Embora isso tenha acontecido há muito tempo, a premissa não mudou: é preciso haver checagens, ou mesmo pós-checagens, para garantir que tudo que que tem valor para a empresa esteja sendo devidamente acompanhado, com indicadores que possam ser verificados e escrutinados. Porém, adotar esse tipo de conduta “de forma obsessiva” tem seus riscos, que não podem ser menosprezados.
Se uma empresa adota políticas como as descritas acima sem que elas estejam em consonância com o verdadeiro objetivo a ser perseguido – a melhoria do desempenho dos negócios – a governança fatalmente resulta em burocracia. E, como tal, acaba se tornando um limitador do crescimento: as pessoas avaliam se vale a pena apresentar uma ideia, por conta da “via crucis” que pela qual terão de passar para que a ideia possa ser apreciada, quanto mais aprovada. Por isso, ela precisa ser realista quanto ao contexto em que está inserida, fomentando uma cultura de “inconformismo saudável”, como provavelmente diria Abilio Diniz.
Ainda nesse contexto, mesmo em um cenário ideal, a governança pode representar um obstáculo para o lucro. Para que cresçam, empresas precisam de inovação, ou seja, testar não só novas ideias, mas também novas parcerias, formas de financiamento e condutas. Porém, muitas ideias boas e ousadas têm uma janela limitada de oportunidade para serem executadas com vantagem competitiva. Processos de governança – se impuserem uma burocracia além do necessário – inovações podem sacrificar essa janela, pondo tudo a perder. Não são poucos os casos no mercado de negócios fantásticos que foram criados por profissionais que se sentiam sufocados em suas corporações, e partiram para o voo solo.
Por isso, é importante cuidar para que a governança esteja alinhada em toda a esfera corporativa. Assim, sua influência será tão positiva quanto esse alinhamento. E isso só vai acontecer se o patrocinador dessa conduta for o nível hierárquico mais alto da empresa. Sem a crença deles de que a governança vai fazer diferença, ela acabará simplesmente “cumprindo tabela”.

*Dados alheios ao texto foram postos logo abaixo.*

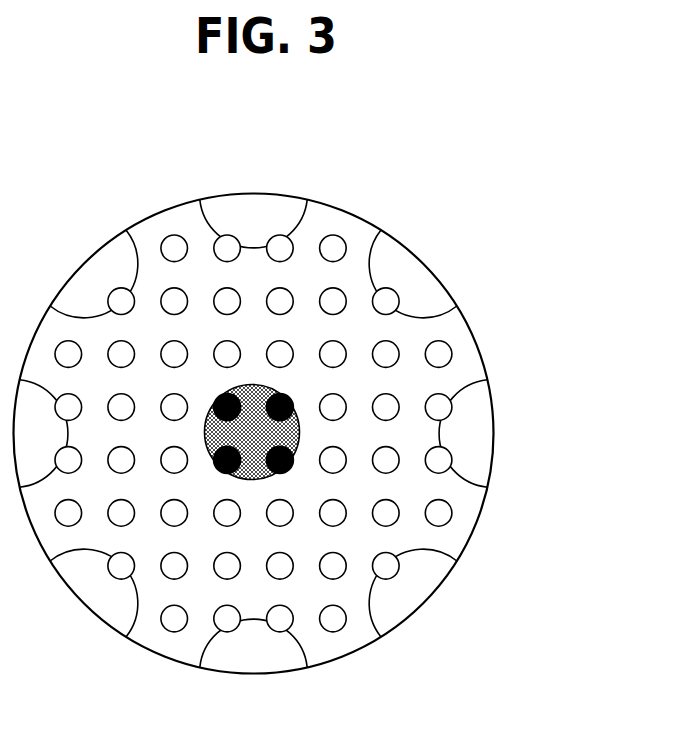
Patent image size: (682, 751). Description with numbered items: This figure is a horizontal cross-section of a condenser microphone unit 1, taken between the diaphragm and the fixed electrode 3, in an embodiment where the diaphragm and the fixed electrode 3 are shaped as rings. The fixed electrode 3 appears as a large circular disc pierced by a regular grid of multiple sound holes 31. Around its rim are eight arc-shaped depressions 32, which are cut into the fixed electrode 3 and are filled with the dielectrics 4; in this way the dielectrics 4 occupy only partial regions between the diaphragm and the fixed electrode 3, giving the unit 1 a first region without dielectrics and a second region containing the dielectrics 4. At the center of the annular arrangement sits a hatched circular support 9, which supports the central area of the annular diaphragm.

The condenser microphone unit 1 is at (294, 383).
The fixed electrode 3 is at (478, 343).
The dielectrics 4 is at (478, 453).
The support 9 is at (260, 446).
The sound holes 31 is at (451, 510).
The depressions 32 is at (468, 390).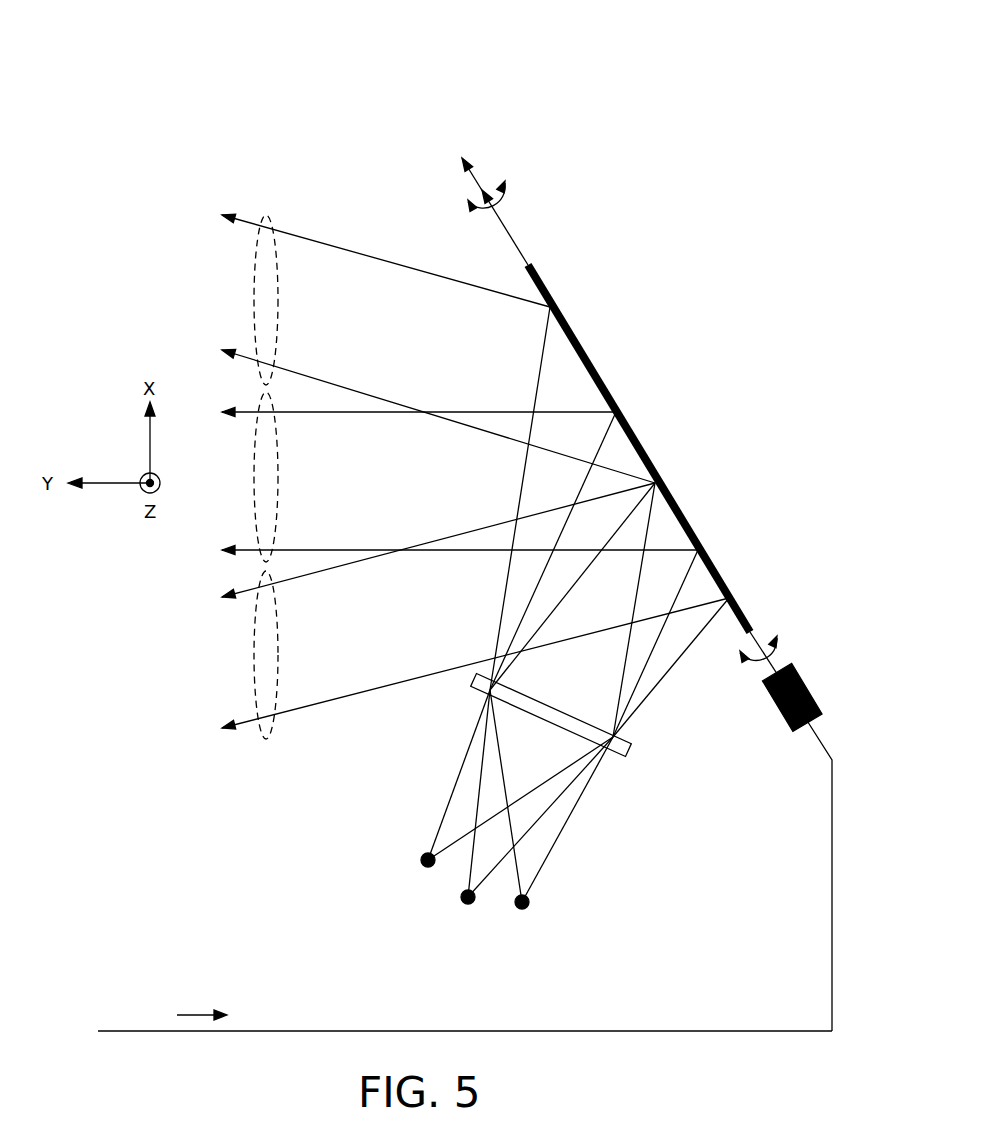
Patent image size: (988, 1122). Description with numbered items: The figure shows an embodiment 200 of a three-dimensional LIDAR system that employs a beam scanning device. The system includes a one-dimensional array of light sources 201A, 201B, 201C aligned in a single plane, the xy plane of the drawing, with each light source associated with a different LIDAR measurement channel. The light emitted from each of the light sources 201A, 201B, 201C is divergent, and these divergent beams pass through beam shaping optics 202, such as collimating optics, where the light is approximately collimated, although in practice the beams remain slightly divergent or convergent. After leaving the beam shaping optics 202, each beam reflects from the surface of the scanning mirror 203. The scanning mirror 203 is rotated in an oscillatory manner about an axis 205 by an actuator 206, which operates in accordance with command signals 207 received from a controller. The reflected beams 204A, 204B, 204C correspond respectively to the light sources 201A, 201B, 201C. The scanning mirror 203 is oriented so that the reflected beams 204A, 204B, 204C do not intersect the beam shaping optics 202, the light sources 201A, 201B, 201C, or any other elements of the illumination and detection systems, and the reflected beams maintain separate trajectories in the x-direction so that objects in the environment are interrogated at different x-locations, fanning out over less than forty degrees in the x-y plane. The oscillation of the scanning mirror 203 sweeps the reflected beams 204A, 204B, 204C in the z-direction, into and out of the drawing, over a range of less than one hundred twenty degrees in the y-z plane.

The embodiment of a 3-D LIDAR system 200 is at (110, 60).
The light source 201A is at (422, 865).
The light source 201B is at (462, 904).
The light source 201C is at (518, 910).
The beam shaping optics 202 is at (628, 756).
The scanning mirror 203 is at (597, 370).
The reflected beam 204A is at (254, 637).
The reflected beam 204B is at (254, 459).
The reflected beam 204C is at (254, 283).
The axis 205 is at (520, 250).
The actuator 206 is at (785, 725).
The command signals 207 is at (198, 1013).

No fim, o lugar da empresa no futuro será decidido a partir da forma como ela vivencia essa escolha. Afinal, a governança é um dos elementos capazes de garantir a perenização de uma organização, já que ela existe para que cada instância tome a melhor decisão possível, garantindo a continuidade de seus melhores preceitos e uma entrega real de valor para a sociedade. Se ela é esvaziada ou burocratizada, o lucro imediato pode até vir a aparecer, mas a erosão de sua essência e o dano social e ambiental são certos. Infelizmente, não faltam exemplos reais para comprovar essa afirmação.